Jacques termine son bol de céréales. La voisine du dessus se peint les ongles de pied en rouge flamme. La première couche sèche pendant qu’elle étreint ses jambes contre elle, se referme en fœtus, pose l’os de la joue sur l’os du genou, os sur os, comme ça, bien. Elle a le sourire de Jeanne Moreau gravé sur la pupille, et lorsque ses paupières se scellent, le sourire tangue. Il danse presque. Le flacon de rouge flamme s’est répandu sur tapis, la voisine gémit sa maladresse, Jacques passe le bol sous l’eau.

Y’en a qui naissent du crâne d’un père qui est dieu des dieux, d’autres qui mettent une poignée de mois à se dérouler les cellules pour poindre entre les cuisses d’une femme, et puis Jacques, il sort d ‘un œil, c’est tout. Il y rentre un jour, puis il en sort plusieurs fois, ce sont ses naissances.

Rosette fait sa fuite, elle l’enclenche dans un couloir du métro. C’est cette odeur chaude qui la rassure, celle que ne remarquent que ceux qui en ont trop l’habitude, ceux qui arpentent les souterrains comme une forêt de faïence. Comme une promenade de santé. On apprendra plus tard que Rosette remplit les pages blanches d’un carnet avec les visages des occupants de sa rame. Elle les croque avec gourmandise, puis elle en a mal au cœur, la nausée grimpe à la gorge, elle tourne la poignée et rejoint le quai.

Jacques n’est pas un pantin. Alors que sa figurine s’anime encore de la même gestuelle, son corps et sa voix répétant le même jeu, il est loin, il est ailleurs. En réalité, il porte un autre prénom, un autre nom. De plus, il peut être mort. Jacques est fictif. Jacques est très nombreux.

La voisine du dessus, elle est vivante, son prénom est court. C’est Ann. Elle n’est pas anglaise, ni américaine. La voyelle finale, elle l’oublie. Le e, c’est eux, les autres, alors elle l’oublie volontairement. Ann vit, et c’est très différent, la vie, de ce que font les Jacques.
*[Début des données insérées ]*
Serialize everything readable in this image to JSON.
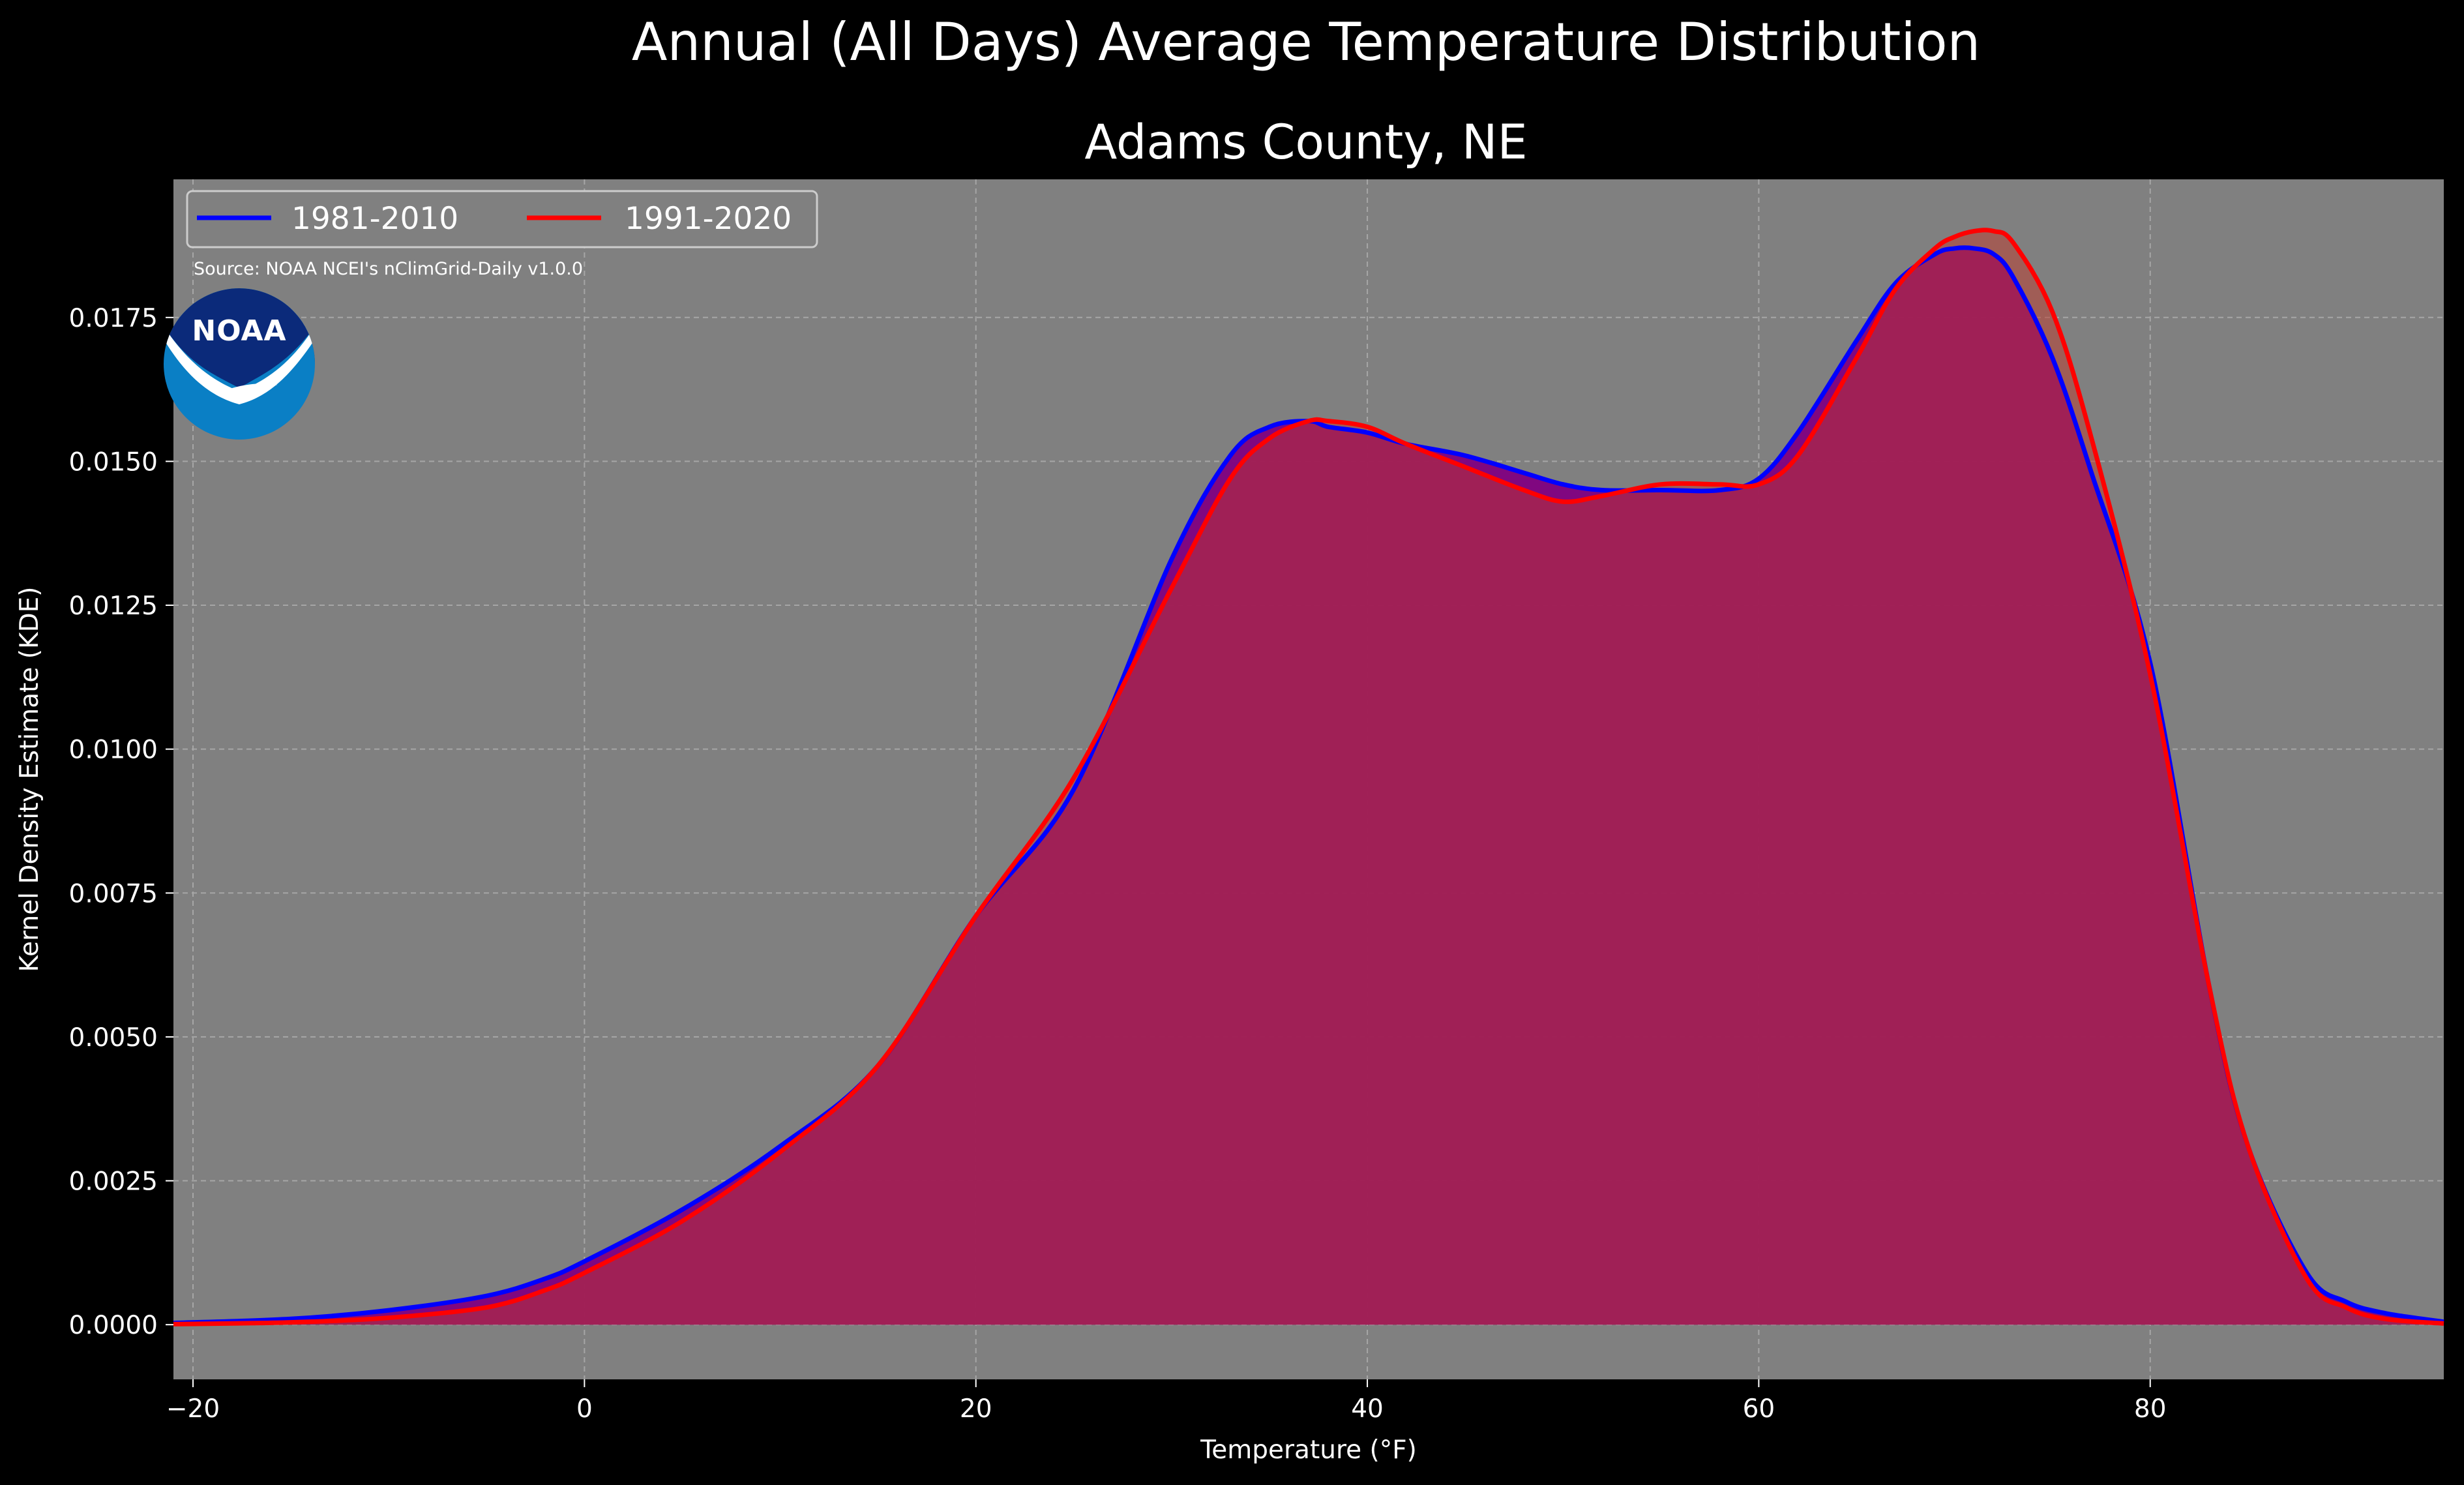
{
  "chart_data": {
    "type": "area",
    "title": "Annual (All Days) Average Temperature Distribution",
    "subtitle": "Adams County, NE",
    "xlabel": "Temperature ($^\\circ$F)",
    "xlabel_display": "Temperature (°F)",
    "ylabel": "Kernel Density Estimate (KDE)",
    "xlim": [
      -21,
      95
    ],
    "ylim": [
      -0.00095,
      0.0199
    ],
    "xticks": [
      -20,
      0,
      20,
      40,
      60,
      80
    ],
    "xtick_labels": [
      "−20",
      "0",
      "20",
      "40",
      "60",
      "80"
    ],
    "yticks": [
      0,
      0.0025,
      0.005,
      0.0075,
      0.01,
      0.0125,
      0.015,
      0.0175
    ],
    "ytick_labels": [
      "0.0000",
      "0.0025",
      "0.0050",
      "0.0075",
      "0.0100",
      "0.0125",
      "0.0150",
      "0.0175"
    ],
    "grid": true,
    "legend_position": "top-left",
    "annotation": "Source: NOAA NCEI's nClimGrid-Daily v1.0.0",
    "colors": {
      "figure_bg": "#000000",
      "plot_bg": "#808080",
      "grid": "#a6a6a6",
      "text": "#ffffff"
    },
    "x": [
      -21,
      -15,
      -10,
      -5,
      -2,
      0,
      5,
      10,
      15,
      20,
      25,
      30,
      33,
      35,
      37,
      38,
      40,
      42,
      45,
      48,
      50,
      52,
      55,
      58,
      60,
      62,
      65,
      67,
      69,
      70,
      71,
      72,
      73,
      75,
      77,
      80,
      83,
      85,
      88,
      90,
      92,
      95
    ],
    "series": [
      {
        "name": "1981-2010",
        "color": "#0000ff",
        "fill": "#800080",
        "values": [
          3e-05,
          0.0001,
          0.00025,
          0.0005,
          0.0008,
          0.0011,
          0.002,
          0.0031,
          0.0045,
          0.0071,
          0.0093,
          0.0133,
          0.0151,
          0.0156,
          0.0157,
          0.0156,
          0.0155,
          0.0153,
          0.0151,
          0.0148,
          0.0146,
          0.0145,
          0.0145,
          0.0145,
          0.0147,
          0.0155,
          0.0171,
          0.0181,
          0.0186,
          0.0187,
          0.0187,
          0.0186,
          0.0182,
          0.0168,
          0.0148,
          0.0115,
          0.0059,
          0.0031,
          0.0009,
          0.0004,
          0.0002,
          5e-05
        ]
      },
      {
        "name": "1991-2020",
        "color": "#ff0000",
        "fill": "#c0392b",
        "values": [
          1e-05,
          4e-05,
          0.00012,
          0.0003,
          0.0006,
          0.0009,
          0.0018,
          0.003,
          0.0045,
          0.0071,
          0.0095,
          0.0128,
          0.0147,
          0.0154,
          0.0157,
          0.0157,
          0.0156,
          0.0153,
          0.0149,
          0.0145,
          0.0143,
          0.0144,
          0.0146,
          0.0146,
          0.0146,
          0.0151,
          0.0168,
          0.018,
          0.0187,
          0.0189,
          0.019,
          0.019,
          0.0188,
          0.0176,
          0.0154,
          0.0113,
          0.0059,
          0.0031,
          0.0008,
          0.0003,
          0.0001,
          2e-05
        ]
      }
    ],
    "logo": {
      "name": "noaa-logo",
      "text": "NOAA"
    }
  }
}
On comprend alors. Les Jacques sont nombreux, ils peuvent être femmes, et hommes. Ils peuvent être enfants. Ann elle se coltine les fractions du quotidien, au bout de la semaine il y en a un paquet, en aggloméré, qui bouche la porte. Alors elle dort toute la journée, le lendemain matin, la voie est libre. C’est un lundi matin.
Rosette a fui, elle roule avec le vent dans les yeux. Sa vie c’est sûr, c’est l’aventure, depuis toujours. Les êtres sont des ressorts, elle rebondit dessus, pour aller plus haut. Toujours les branches les plus hautes. Elle connaît des lits, des rues, des hôtels luxueux, des bourbiers indiens. Les histoires d’a., elle les sublime. Dessiner les gens dans le métro, c’est très commun, mais elle sent fourmiller un petit talent, ou juste un passe-temps qui la distingue. Etre distinguée, c’est bien. L’aggloméré, elle ne connaît pas.

Les Jacques, quand les strapontins se rétractent, ils meurent à petit feu. Leur image persiste dans les esprits de ceux qui les ont happés des yeux. Des oreilles aussi, alors leurs paroles résonnent encore. On prend exemple, si le Jacques fascine, on cherche une suite, si le Jacques reste mystérieux, on sourit, le Jacques a été bon, on s’est laissé prendre, c’était plus beau que la vie en vrai. Le Jacques a pulvérisé l’aggloméré.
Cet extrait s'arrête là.